La sofferenza e l'incoscienza

di Anna Maria Grossi |

Oggi sono stata in terapia intensiva Covid per un servizio televisivo. È il mio lavoro, ci sono abituata. Almeno credevo.
Avevo davanti a me, riparata dall’”acquario”( zona protetta) un /a paziente straziato dalla sofferenza. 40 anni. Non riuscivo a distogliere il mio sguardo da quel corpo martoriato dal dolore e dalle macchine che mantengono la vita.
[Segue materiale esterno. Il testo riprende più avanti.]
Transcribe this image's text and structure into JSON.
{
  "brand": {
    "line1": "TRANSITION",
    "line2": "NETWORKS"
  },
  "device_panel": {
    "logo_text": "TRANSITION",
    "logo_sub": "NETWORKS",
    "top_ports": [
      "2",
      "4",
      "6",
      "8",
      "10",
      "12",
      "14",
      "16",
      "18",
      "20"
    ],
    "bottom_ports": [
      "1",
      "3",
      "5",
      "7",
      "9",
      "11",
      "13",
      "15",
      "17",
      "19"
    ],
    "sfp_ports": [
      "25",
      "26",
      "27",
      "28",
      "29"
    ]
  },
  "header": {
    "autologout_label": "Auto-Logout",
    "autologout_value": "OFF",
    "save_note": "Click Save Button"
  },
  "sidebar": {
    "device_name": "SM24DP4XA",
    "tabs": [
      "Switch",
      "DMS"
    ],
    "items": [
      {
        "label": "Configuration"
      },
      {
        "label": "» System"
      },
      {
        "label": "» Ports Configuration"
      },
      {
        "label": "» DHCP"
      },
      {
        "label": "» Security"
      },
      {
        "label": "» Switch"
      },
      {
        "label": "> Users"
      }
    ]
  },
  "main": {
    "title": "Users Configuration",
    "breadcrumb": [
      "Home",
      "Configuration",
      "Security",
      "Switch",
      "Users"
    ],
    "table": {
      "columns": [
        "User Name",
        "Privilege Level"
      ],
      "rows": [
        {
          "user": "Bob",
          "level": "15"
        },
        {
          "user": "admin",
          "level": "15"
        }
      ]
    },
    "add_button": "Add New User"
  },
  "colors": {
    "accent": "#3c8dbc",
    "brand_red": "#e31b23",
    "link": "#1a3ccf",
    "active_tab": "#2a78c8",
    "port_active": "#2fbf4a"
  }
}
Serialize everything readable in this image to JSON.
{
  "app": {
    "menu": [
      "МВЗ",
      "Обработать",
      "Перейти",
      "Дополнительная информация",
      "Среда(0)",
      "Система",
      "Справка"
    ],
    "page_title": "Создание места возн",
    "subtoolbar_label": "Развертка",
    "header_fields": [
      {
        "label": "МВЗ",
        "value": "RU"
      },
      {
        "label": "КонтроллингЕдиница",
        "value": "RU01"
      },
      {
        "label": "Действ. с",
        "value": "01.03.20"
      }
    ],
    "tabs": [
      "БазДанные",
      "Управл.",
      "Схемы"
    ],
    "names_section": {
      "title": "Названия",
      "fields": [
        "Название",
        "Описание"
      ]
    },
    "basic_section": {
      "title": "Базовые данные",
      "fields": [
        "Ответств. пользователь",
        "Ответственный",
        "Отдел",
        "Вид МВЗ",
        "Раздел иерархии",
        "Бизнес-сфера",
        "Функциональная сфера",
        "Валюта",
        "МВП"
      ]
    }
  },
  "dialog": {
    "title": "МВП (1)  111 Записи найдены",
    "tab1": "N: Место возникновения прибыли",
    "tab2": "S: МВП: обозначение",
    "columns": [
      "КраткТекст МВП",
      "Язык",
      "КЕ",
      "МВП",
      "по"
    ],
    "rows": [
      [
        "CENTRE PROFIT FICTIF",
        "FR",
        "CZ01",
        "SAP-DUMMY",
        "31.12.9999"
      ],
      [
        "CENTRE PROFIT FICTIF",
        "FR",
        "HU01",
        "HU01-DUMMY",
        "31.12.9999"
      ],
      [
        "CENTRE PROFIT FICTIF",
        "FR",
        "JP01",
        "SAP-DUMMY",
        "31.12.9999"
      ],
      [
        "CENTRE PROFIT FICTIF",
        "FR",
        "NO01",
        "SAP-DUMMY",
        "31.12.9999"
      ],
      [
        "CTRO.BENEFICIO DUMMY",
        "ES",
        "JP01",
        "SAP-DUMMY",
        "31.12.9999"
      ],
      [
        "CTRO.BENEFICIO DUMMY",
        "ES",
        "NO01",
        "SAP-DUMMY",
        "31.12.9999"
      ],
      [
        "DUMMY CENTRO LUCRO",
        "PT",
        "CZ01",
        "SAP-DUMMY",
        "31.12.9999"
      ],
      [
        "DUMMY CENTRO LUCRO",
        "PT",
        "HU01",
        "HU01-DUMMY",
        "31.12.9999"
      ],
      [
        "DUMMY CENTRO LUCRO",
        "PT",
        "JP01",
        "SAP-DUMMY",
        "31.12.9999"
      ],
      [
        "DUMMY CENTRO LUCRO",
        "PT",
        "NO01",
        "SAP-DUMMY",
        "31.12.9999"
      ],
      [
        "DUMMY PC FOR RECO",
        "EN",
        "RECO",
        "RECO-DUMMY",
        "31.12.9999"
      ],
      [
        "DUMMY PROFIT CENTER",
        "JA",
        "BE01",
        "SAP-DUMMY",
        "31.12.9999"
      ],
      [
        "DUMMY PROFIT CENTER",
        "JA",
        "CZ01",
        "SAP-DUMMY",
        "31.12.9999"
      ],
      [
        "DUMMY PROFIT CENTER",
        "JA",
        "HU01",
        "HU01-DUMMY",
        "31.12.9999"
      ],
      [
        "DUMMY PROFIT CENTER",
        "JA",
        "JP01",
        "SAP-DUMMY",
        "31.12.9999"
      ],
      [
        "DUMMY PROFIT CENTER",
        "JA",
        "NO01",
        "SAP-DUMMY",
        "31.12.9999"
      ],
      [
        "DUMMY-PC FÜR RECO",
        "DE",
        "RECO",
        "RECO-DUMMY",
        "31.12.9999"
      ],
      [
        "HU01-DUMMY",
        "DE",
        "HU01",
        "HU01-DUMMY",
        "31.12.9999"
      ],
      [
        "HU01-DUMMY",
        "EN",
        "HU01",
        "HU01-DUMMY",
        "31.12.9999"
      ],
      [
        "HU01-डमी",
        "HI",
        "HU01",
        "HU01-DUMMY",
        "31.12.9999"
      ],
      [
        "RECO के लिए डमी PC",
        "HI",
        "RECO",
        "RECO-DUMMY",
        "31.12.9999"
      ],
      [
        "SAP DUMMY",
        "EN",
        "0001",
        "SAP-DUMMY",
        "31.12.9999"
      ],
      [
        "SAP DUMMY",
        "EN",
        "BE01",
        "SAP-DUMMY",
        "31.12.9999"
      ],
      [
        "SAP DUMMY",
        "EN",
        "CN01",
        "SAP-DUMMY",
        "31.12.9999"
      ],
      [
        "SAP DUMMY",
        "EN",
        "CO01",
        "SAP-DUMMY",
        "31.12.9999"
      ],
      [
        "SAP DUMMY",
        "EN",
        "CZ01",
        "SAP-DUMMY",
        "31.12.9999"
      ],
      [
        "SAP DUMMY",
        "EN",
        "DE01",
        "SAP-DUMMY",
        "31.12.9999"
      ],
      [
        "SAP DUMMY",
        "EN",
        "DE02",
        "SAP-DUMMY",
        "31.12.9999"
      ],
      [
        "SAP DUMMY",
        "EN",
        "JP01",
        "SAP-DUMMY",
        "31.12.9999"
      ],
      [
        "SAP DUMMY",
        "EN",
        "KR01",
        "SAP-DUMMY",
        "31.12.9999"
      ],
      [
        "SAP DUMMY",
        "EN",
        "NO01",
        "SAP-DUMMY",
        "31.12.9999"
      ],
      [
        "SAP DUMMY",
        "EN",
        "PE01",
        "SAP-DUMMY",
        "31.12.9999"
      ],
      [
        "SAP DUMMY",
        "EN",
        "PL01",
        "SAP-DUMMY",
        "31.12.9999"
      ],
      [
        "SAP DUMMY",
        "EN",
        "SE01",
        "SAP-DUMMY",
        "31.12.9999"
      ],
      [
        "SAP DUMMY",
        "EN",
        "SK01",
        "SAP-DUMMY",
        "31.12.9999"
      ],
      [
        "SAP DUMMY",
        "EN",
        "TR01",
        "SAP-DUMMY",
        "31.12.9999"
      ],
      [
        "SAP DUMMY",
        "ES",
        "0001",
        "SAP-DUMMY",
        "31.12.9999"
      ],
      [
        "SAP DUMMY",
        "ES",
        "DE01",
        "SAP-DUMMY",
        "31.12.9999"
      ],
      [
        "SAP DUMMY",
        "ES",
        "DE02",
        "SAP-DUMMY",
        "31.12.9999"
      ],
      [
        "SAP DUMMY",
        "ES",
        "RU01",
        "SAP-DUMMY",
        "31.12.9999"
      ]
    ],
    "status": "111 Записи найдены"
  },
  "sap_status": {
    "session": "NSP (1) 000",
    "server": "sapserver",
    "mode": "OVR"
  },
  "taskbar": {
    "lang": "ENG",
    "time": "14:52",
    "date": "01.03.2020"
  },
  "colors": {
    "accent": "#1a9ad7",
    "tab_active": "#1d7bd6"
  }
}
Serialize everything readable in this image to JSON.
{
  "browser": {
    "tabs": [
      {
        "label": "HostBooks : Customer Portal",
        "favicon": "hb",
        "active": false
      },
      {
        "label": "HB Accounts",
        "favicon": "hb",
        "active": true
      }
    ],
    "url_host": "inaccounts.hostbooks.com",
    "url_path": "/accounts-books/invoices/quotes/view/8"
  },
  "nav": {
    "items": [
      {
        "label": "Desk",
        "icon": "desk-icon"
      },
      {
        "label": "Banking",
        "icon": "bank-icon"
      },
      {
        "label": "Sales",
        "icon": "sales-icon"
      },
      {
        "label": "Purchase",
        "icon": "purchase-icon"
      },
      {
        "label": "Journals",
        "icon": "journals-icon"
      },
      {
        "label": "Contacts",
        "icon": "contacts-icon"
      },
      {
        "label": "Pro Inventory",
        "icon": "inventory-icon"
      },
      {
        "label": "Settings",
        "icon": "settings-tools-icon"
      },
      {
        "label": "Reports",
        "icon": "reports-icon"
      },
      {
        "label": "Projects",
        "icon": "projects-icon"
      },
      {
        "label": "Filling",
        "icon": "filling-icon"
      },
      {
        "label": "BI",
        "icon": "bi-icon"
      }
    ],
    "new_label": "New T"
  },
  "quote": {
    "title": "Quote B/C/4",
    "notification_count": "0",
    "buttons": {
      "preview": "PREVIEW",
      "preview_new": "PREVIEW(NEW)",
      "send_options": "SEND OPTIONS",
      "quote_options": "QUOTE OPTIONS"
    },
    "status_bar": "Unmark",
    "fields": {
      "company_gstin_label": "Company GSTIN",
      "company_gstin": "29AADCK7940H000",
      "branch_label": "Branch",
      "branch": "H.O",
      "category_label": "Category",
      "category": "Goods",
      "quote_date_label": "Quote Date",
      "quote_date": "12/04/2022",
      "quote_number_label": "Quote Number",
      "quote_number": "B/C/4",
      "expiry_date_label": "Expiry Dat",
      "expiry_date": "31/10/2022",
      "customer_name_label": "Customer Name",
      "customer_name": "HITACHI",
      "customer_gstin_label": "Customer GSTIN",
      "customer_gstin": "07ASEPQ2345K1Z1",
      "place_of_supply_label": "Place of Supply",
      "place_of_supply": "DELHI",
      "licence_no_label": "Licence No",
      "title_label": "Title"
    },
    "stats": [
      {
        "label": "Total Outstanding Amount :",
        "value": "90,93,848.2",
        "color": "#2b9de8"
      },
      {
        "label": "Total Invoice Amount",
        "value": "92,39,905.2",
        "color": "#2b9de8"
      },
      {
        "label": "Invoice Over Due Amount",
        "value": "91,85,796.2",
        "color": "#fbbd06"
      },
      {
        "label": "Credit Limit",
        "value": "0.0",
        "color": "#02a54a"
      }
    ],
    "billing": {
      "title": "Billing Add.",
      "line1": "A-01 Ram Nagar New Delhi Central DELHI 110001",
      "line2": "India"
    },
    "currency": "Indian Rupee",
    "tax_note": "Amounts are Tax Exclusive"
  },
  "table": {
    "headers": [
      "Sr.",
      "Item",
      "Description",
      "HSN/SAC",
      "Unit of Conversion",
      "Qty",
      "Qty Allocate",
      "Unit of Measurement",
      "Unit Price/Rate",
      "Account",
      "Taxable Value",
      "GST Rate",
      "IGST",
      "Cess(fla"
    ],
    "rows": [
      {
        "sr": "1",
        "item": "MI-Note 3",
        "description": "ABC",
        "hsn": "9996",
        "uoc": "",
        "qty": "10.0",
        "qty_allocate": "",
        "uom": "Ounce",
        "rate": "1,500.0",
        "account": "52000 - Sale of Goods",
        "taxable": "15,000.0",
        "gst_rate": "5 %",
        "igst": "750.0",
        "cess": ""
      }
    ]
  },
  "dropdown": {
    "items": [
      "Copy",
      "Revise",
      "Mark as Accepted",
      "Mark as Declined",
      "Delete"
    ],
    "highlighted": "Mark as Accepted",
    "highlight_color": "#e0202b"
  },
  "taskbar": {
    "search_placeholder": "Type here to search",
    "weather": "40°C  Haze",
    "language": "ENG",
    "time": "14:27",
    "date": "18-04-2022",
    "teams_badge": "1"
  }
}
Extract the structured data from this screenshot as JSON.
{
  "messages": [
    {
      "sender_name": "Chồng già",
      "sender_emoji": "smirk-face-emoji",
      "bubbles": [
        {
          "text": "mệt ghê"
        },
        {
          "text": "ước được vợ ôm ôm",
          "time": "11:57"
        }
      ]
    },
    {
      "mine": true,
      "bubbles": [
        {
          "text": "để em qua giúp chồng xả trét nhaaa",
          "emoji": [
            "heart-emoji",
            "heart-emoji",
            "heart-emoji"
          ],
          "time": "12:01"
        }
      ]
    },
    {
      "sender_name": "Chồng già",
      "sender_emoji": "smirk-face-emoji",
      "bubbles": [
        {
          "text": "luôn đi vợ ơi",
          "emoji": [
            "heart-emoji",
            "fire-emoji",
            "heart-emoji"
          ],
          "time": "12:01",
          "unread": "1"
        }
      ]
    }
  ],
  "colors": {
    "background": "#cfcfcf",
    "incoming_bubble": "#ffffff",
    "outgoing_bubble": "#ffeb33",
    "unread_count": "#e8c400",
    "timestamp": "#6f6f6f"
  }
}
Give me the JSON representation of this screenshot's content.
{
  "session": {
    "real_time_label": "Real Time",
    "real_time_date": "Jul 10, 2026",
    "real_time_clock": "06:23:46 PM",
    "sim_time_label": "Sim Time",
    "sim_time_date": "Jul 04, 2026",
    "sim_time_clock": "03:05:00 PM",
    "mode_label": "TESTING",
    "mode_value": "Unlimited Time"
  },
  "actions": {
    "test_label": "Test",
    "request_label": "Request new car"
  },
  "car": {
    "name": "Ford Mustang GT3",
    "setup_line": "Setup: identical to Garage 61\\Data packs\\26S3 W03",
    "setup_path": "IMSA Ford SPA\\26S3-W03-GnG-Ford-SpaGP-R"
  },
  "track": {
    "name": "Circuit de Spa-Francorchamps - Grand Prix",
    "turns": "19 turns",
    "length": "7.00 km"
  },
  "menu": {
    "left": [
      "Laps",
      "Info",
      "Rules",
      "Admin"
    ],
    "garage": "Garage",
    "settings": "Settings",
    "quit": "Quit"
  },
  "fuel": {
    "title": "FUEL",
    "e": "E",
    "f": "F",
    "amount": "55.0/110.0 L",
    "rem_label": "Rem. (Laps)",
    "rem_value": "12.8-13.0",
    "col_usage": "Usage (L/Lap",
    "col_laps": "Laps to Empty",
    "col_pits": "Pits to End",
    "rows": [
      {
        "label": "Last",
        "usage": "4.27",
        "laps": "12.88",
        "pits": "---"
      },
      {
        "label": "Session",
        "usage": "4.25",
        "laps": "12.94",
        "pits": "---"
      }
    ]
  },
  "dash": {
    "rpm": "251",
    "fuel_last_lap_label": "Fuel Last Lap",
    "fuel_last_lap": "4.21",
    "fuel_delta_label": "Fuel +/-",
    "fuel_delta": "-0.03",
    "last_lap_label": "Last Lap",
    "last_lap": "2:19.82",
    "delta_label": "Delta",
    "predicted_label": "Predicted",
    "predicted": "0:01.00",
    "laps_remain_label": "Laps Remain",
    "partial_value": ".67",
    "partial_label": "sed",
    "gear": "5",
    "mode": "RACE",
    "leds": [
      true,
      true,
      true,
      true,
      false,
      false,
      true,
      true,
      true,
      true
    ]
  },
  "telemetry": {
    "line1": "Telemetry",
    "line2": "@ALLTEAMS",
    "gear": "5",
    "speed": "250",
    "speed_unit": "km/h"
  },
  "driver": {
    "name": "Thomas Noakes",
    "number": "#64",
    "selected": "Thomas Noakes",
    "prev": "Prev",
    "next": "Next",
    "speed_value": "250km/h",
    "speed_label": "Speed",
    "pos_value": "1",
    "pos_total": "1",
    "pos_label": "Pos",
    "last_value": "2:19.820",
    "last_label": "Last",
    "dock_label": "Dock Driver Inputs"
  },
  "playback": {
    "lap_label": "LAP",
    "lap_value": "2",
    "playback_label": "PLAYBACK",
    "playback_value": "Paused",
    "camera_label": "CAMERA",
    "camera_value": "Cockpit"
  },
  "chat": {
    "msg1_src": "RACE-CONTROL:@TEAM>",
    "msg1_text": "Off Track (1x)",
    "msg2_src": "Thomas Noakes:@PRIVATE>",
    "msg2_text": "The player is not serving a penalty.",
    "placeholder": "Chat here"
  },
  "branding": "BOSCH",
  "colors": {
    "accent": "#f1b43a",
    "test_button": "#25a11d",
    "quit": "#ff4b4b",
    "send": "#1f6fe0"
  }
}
Tutt’intorno i passi agili e sicuri di operatori sanitari. Essere umani in trincea che non possono concedersi soste, incertezze o sbagli. (Ci vuole un anno di addestramento per lavorare in un reparto di T.I.)
Sono uscita sconvolta, con lo stomaco dolorante e l’animo a pezzi.
Tornata a Milano incontro un simpatico gruppo di ragazzetti con spriz e birre in mano. La mascherina colorata in tinta con gli abiti, abbassata naturalmente come un foularino degli anni ‘70. Ve li ricordate?
Fino a pochi gg fa li avrei aggrediti verbalmente.
Stasera sono stanca e senza alcuna speranza nel genere umano. Almeno quello che abita questo pianeta nel 2020.